I am trying to label outliers with ggplot. Regarding my code, I have two questions:
Why does it not label outliers below 1.5*IQR?
Why does it not label outliers based on the group they are in but instead apparently refers to the overall mean of the data? I would like to label outliers for each box plot individually. I.e. the outliers for Country A in Wave 1 (of a survey), etc.
A sample of my code:
PERCENT <- rnorm(50, sd = 3)
WAVE <- sample(6, 50, replace = TRUE)
AGE_GROUP <- rep(c("21-30", "31-40", "41-50", "51-60", "61-70"), 10)
COUNTRY <- rep(c("Country A", "Country B"), 25)
N <- rnorm(50, mean = 200, sd = 2)
df <- data.frame(PERCENT, WAVE, AGE_GROUP, COUNTRY, N)
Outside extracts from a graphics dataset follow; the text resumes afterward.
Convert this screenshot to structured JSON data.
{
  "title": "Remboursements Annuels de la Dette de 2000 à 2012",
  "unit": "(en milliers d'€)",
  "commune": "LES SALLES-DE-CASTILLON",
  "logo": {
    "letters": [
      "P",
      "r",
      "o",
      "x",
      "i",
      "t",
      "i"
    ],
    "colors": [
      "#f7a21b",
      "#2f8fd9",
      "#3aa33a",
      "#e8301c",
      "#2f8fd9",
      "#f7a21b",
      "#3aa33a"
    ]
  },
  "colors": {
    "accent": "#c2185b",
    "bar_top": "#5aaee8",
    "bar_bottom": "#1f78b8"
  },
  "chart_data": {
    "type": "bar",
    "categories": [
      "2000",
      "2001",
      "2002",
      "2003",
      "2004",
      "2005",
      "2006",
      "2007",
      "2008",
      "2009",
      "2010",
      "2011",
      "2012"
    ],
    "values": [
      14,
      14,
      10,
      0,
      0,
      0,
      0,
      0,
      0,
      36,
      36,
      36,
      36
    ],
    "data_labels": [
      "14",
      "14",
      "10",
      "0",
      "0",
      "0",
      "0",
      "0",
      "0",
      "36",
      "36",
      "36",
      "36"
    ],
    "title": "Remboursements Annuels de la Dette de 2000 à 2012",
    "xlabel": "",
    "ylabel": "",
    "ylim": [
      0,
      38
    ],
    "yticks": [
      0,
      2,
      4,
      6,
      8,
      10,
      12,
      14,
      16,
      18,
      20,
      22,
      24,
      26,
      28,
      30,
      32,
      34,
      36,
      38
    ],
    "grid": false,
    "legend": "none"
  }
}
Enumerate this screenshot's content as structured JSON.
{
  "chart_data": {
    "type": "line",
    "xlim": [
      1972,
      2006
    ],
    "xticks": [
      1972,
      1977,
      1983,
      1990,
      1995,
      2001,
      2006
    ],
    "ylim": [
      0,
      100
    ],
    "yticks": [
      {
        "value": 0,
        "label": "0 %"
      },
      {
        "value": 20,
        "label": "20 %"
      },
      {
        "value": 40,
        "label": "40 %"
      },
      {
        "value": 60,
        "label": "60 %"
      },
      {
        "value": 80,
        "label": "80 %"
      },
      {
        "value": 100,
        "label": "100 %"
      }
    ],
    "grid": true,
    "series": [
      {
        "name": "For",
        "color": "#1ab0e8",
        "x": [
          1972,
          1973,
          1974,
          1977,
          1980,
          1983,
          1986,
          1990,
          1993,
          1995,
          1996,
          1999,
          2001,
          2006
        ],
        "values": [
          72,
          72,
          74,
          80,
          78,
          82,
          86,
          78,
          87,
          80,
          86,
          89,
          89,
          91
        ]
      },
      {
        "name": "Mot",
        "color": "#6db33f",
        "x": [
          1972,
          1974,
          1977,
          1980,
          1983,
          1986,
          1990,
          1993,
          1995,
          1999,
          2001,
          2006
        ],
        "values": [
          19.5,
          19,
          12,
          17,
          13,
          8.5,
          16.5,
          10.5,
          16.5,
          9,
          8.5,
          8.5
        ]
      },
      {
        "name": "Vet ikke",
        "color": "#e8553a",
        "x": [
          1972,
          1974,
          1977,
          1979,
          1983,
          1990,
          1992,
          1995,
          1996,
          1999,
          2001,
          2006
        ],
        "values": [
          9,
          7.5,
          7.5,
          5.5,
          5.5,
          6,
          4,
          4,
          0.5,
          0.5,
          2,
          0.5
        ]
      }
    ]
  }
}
ggplot(df, aes(x = factor(WAVE), y = PERCENT, fill = factor(COUNTRY))) +
geom_boxplot(alpha = 0.3) +
geom_point(aes(color = AGE_GROUP, group = factor(COUNTRY)), position = position_dodge(width=0.75)) +
geom_text(aes(label = ifelse(PERCENT > 1.5*IQR(PERCENT)|PERCENT < -1.5*IQR(PERCENT), paste(AGE_GROUP, ",", round(PERCENT, 1), "%, n =", round(N, 0)),'')), hjust = -.3, size = 3)
A picture of what I have so far:
I appreciate your help!